Leis e dogmas que obstam a felicidade do homem devem ser quebrados. As primeiras pelo exercício legal da capacidade de legislar e os segundos pelo hábito do livre pensar, os quais devem ser defendidos e estimulados pela Maçonaria. É obvio que aquele que primeiro o fizer pagará pela ousadia de ser o precursor, como aconteceu ao próprio Jesus. Mas a um espírito esclarecido, que se espera seja o do verdadeiro Maçom, essas mudanças não devem causar escândalo e precisam ser “julgadas” na devida forma.

Sobretudo, não pode um Mestre Preboste e Juiz esquecer que a Maçonaria é uma congregação de homens de espírito livres, e que, portanto, o primeiro dos seus compromissos é com a liberdade de consciência.

A ritualística do grau sete

O grau sete não se fundamenta em nenhuma lenda ou alegoria. Todavia, as sete “viagens” que o iniciando faz, demonstram que esse grau complementa a primeira etapa de uma jornada que começou quando o Maçom foi iniciado.

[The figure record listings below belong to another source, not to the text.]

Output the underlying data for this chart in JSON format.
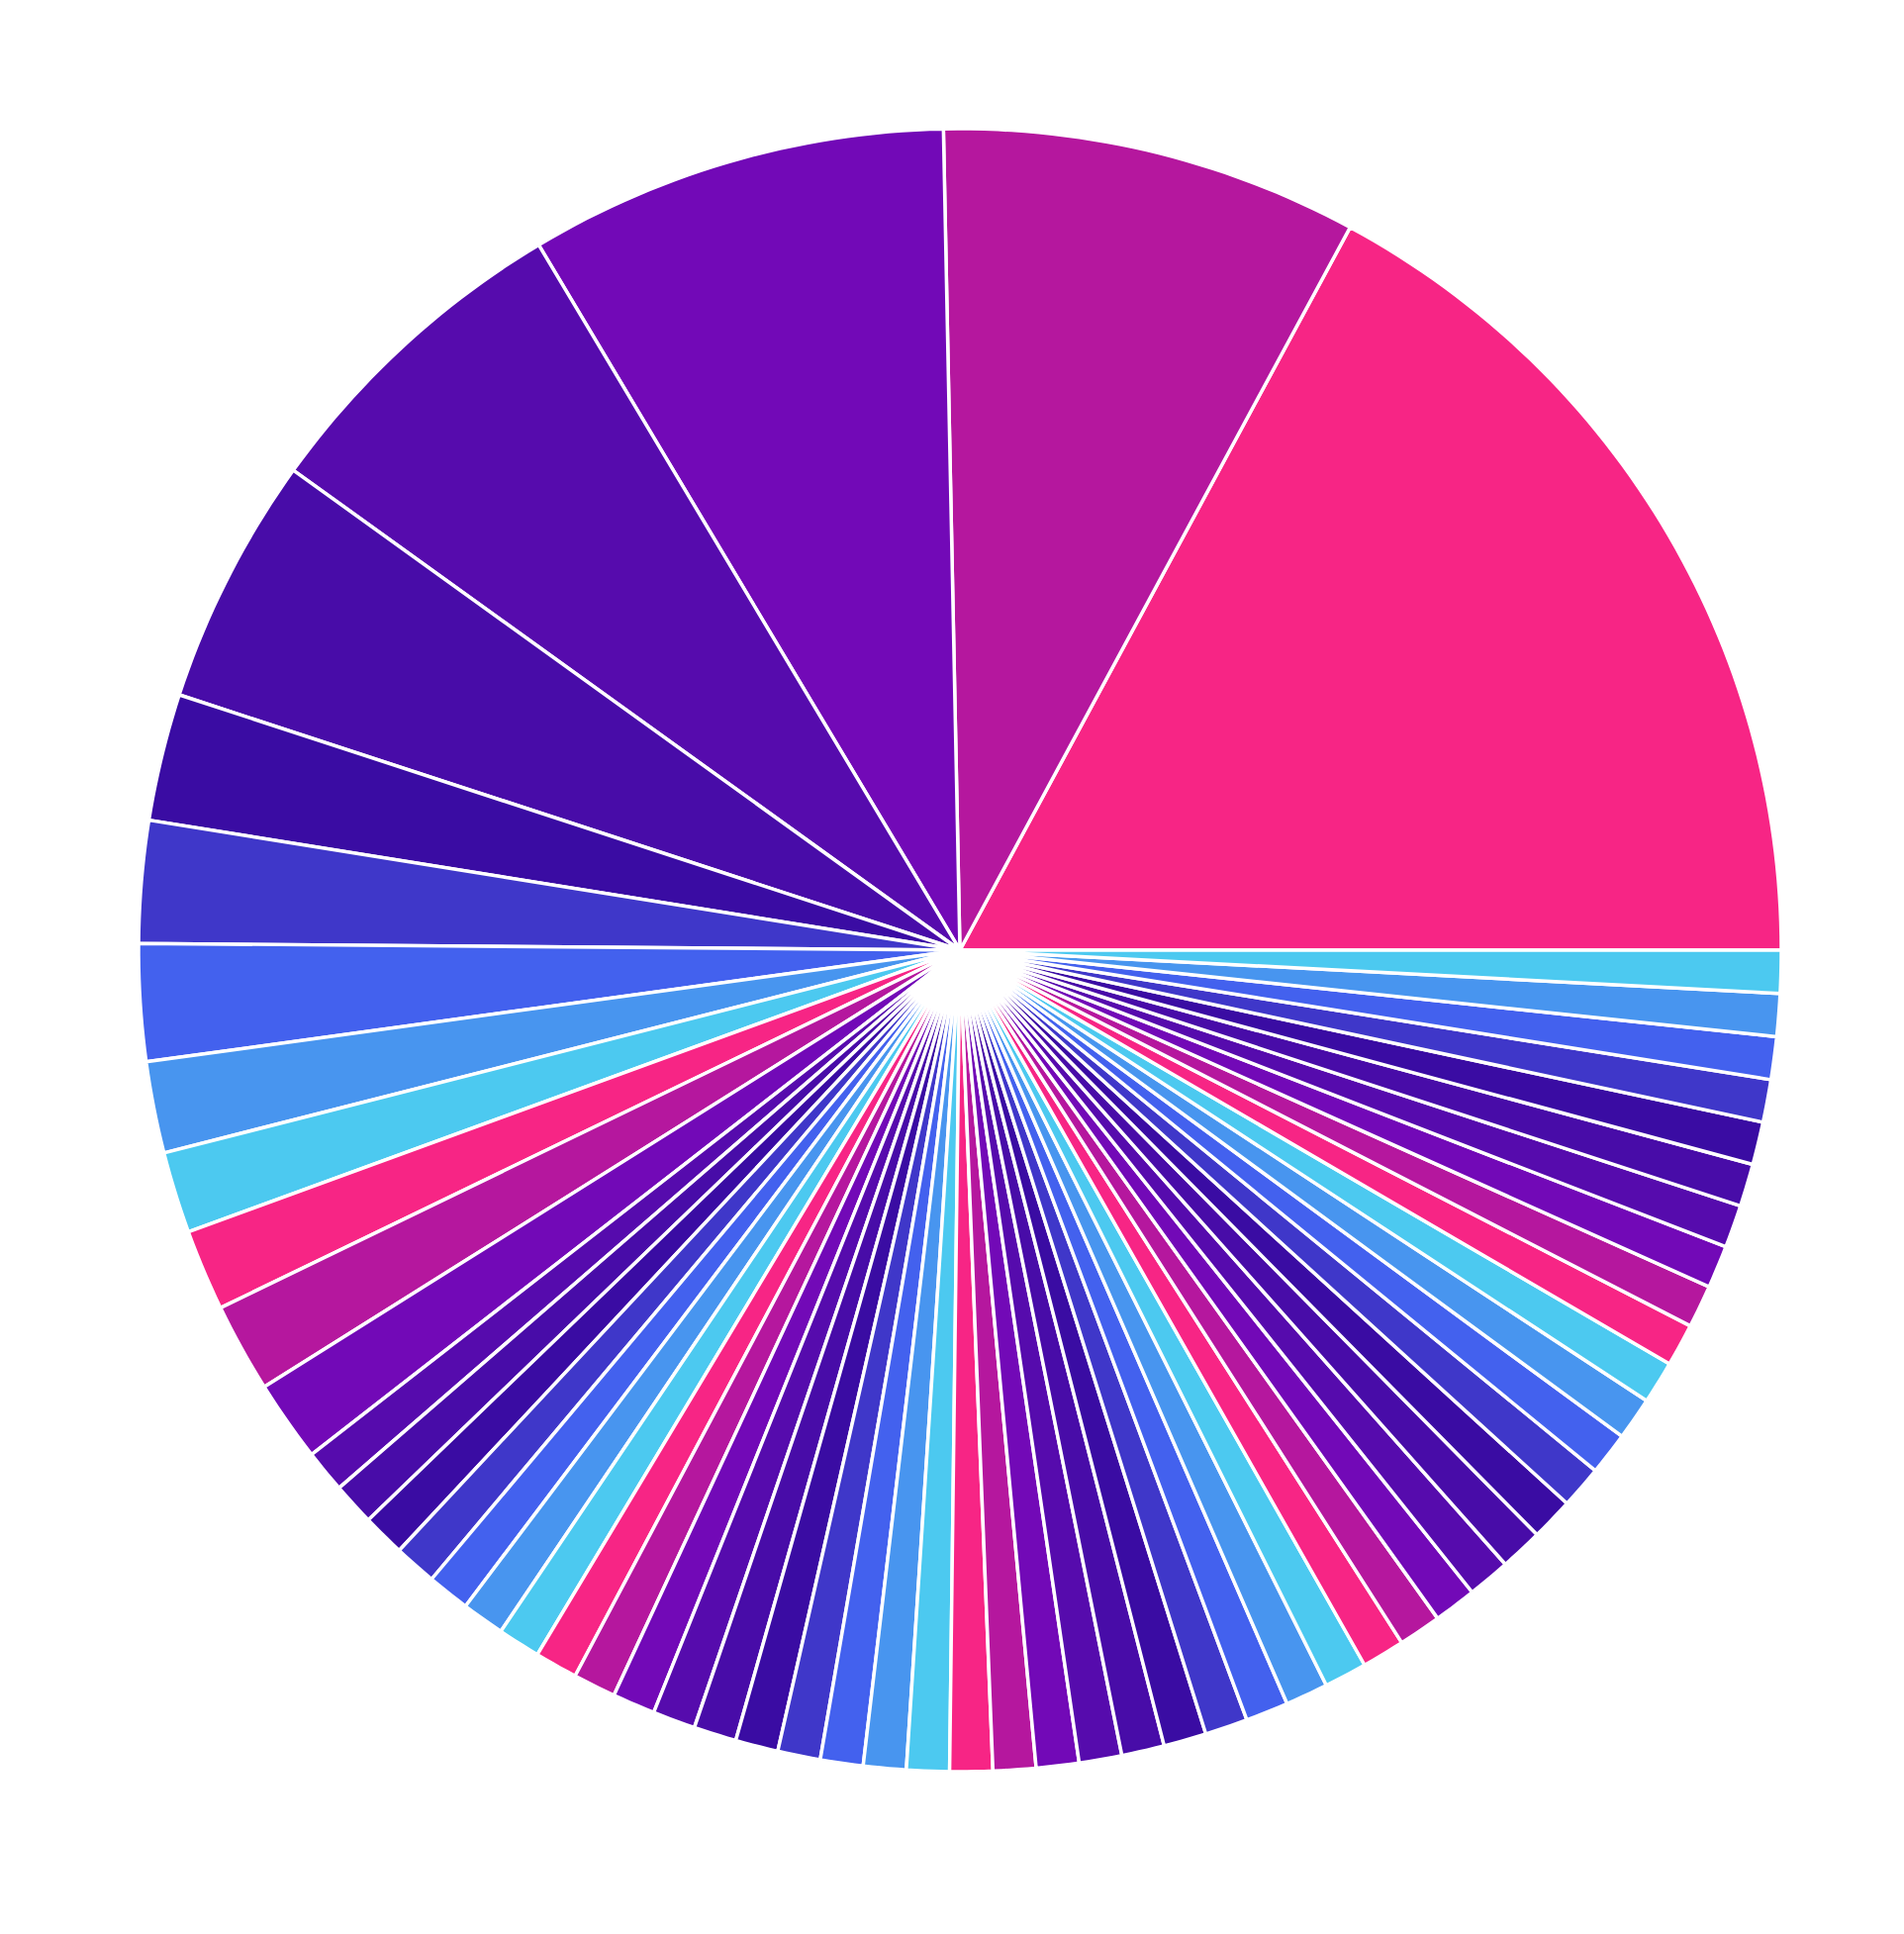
{
  "chart_data": {
    "type": "pie",
    "categories": [
      null,
      null,
      null,
      null,
      null,
      null,
      null,
      null,
      null,
      null,
      null,
      null,
      null,
      null,
      null,
      null,
      null,
      null,
      null,
      null,
      null,
      null,
      null,
      null,
      null,
      null,
      null,
      null,
      null,
      null,
      null,
      null,
      null,
      null,
      null,
      null,
      null,
      null,
      null,
      null,
      null,
      null,
      null,
      null,
      null,
      null,
      null,
      null,
      null,
      null,
      null,
      null,
      null,
      null,
      null,
      null,
      null,
      null,
      null,
      null
    ],
    "values": [
      17.12,
      8.2,
      8.25,
      6.5,
      4.9,
      2.5,
      2.4,
      2.3,
      1.8,
      1.6,
      1.6,
      1.75,
      1.6,
      0.84,
      0.84,
      0.84,
      0.84,
      0.84,
      0.84,
      0.84,
      0.84,
      0.84,
      0.84,
      0.84,
      0.84,
      0.84,
      0.84,
      0.84,
      0.84,
      0.84,
      0.84,
      0.84,
      0.84,
      0.84,
      0.84,
      0.84,
      0.84,
      0.84,
      0.84,
      0.84,
      0.84,
      0.84,
      0.84,
      0.84,
      0.84,
      0.84,
      0.84,
      0.84,
      0.84,
      0.84,
      0.84,
      0.84,
      0.84,
      0.84,
      0.84,
      0.84,
      0.84,
      0.84,
      0.84,
      0.84
    ],
    "colors": [
      "#f72585",
      "#b5179e",
      "#7209b7",
      "#560bad",
      "#480ca8",
      "#3a0ca3",
      "#3f37c9",
      "#4361ee",
      "#4895ef",
      "#4cc9f0",
      "#f72585",
      "#b5179e",
      "#7209b7",
      "#560bad",
      "#480ca8",
      "#3a0ca3",
      "#3f37c9",
      "#4361ee",
      "#4895ef",
      "#4cc9f0",
      "#f72585",
      "#b5179e",
      "#7209b7",
      "#560bad",
      "#480ca8",
      "#3a0ca3",
      "#3f37c9",
      "#4361ee",
      "#4895ef",
      "#4cc9f0",
      "#f72585",
      "#b5179e",
      "#7209b7",
      "#560bad",
      "#480ca8",
      "#3a0ca3",
      "#3f37c9",
      "#4361ee",
      "#4895ef",
      "#4cc9f0",
      "#f72585",
      "#b5179e",
      "#7209b7",
      "#560bad",
      "#480ca8",
      "#3a0ca3",
      "#3f37c9",
      "#4361ee",
      "#4895ef",
      "#4cc9f0",
      "#f72585",
      "#b5179e",
      "#7209b7",
      "#560bad",
      "#480ca8",
      "#3a0ca3",
      "#3f37c9",
      "#4361ee",
      "#4895ef",
      "#4cc9f0"
    ]
  }
}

Na primeira ele recorda os símbolos, os passos e toda a filosofia contida no grau do Aprendiz; na segunda todos os ensinamentos do Companheiro; na terceira resumirá o simbolismo do grau de Mestre.

Na quarta viagem será lembrado ao iniciado que ele entrou num novo ciclo de ensinamentos, ocasião em que lhe serão encarecidas a necessidade de aprender a ser discreto, tolerante, fiel e arguto nas suas interpretações e julgamentos, atributos esses imprescindíveis a um Preboste ou Juiz [3].

Na sexta viagem o iniciando relembrará os juramentos feitos, de fidelidade, zelo e lealdade, que estabelece a justa medida entre o direito e o dever. Na sétima viagem ser-lhe-ão transmitidos os conhecimentos do grau, que consiste no instrumental moral necessário para que ele, como Preboste e Juiz, saiba administrar a aplicação da verdadeira Justiça.


João Anatalino Rodrigues – Do livro ‘Conhecendo a Arte Real’- Ed. Madras, 2006


NOTAS

[1] Conforme o ritual, págs.. 23 e ss.

[2] ‘Landmark’, literalmente, significa marca na terra, ou marcos de fronteira. Representavam, na cultura feudal, as marcas de fronteiras postas pelos senhores feudais para demarcar os seus domínios. A ultrapassagem de tais marcos resultavam sempre em guerras, razão pelas quais se acabou tornando sinónimo de fronteira irremovível, marca que não deve ser mudada, e em legislação equivale à chamada “cláusula pétrea”, postulado político ou filosófico sobre o qual repousa a legislação constitucional de um país.

[3] O preboste, nas antigas sociedades, era o preposto do soberano, aquele que o representava no poder judiciário. Designava também o antigo magistrado na justiça militar, e é aplicado também a vários tipos de funcionários reais, cuja função era presidir aos julgamentos.